Answer
$n=a\left( e^{\frac{S}{a}}-1 \right)$
Work Step by Step
$\bf{\text{Solution Outline:}}$
To solve the given equation, $
S=a\ln\left(1+\dfrac{n}{a}\right)
,$ for $
n
,$ use the properties of equality to isolate the $\ln$ expression. Then change to exponential form.

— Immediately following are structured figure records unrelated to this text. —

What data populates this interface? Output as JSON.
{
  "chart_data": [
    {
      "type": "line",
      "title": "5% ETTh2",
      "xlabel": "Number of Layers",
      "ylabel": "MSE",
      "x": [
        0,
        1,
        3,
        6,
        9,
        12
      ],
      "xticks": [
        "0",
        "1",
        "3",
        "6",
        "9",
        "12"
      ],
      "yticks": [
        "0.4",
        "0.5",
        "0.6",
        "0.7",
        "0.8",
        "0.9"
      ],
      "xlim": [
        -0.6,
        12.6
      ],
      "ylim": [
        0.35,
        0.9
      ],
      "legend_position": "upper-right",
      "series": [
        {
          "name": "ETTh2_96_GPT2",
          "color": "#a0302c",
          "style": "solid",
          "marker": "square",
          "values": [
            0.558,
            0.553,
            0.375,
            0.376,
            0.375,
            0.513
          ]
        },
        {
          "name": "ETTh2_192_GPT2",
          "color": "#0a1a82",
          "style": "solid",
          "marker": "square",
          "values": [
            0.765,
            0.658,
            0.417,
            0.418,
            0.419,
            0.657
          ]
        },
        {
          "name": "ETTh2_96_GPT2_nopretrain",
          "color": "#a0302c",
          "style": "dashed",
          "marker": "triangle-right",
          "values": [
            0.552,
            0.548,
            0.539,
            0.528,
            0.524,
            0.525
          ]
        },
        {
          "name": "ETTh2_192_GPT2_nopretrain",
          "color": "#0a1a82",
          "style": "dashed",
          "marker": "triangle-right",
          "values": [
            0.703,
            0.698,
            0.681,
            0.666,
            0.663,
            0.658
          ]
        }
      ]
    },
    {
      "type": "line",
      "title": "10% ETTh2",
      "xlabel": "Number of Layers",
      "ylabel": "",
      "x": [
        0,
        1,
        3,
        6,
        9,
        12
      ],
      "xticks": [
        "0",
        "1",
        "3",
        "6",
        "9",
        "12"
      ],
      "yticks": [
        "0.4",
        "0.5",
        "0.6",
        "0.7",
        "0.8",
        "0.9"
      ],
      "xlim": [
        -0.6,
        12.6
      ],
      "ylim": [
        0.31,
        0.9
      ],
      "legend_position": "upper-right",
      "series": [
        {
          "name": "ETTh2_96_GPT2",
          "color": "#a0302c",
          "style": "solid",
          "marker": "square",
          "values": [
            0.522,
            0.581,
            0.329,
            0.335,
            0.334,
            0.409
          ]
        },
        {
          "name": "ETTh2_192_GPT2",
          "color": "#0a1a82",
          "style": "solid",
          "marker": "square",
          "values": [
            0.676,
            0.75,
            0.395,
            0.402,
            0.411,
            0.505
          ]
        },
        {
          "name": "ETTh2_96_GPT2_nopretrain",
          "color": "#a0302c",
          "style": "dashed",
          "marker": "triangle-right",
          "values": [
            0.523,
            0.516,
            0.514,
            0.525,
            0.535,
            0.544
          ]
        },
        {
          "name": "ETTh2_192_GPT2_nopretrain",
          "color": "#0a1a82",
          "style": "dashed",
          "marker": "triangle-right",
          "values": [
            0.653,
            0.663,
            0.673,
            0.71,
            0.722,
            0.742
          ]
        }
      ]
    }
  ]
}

Use the properties of equality to isolate the variable.
$\bf{\text{Solution Details:}}$
Dividing both sides by $a,$ the equation above is equivalent to
\begin{array}{l}\require{cancel}
\dfrac{S}{a}=\dfrac{a\ln\left(1+\dfrac{n}{a}\right)}{a}
\\\\
\dfrac{S}{a}=\ln\left(1+\dfrac{n}{a}\right)
.\end{array}
Since $\ln x =\log_e x,$ the equation above is equivalent to
\begin{array}{l}\require{cancel}
\dfrac{S}{a}=\log_e\left(1+\dfrac{n}{a}\right)
.\end{array}
Since $\log_by=x$ is equivalent to $y=b^x$, the equation above, in exponential form, is equivalent to
\begin{array}{l}\require{cancel}
e^{\frac{S}{a}}=1+\dfrac{n}{a}
.\end{array}
Using the properties of equality, the equation above is equivalent to
\begin{array}{l}\require{cancel}
a\left(e^{\frac{S}{a}}\right)=a\left( 1+\dfrac{n}{a} \right)
\\\\
ae^{\frac{S}{a}}=a+n
\\\\
ae^{\frac{S}{a}}-a=n
\\\\
n=ae^{\frac{S}{a}}-a
\\\\
n=a\left( e^{\frac{S}{a}}-1 \right)
.\end{array}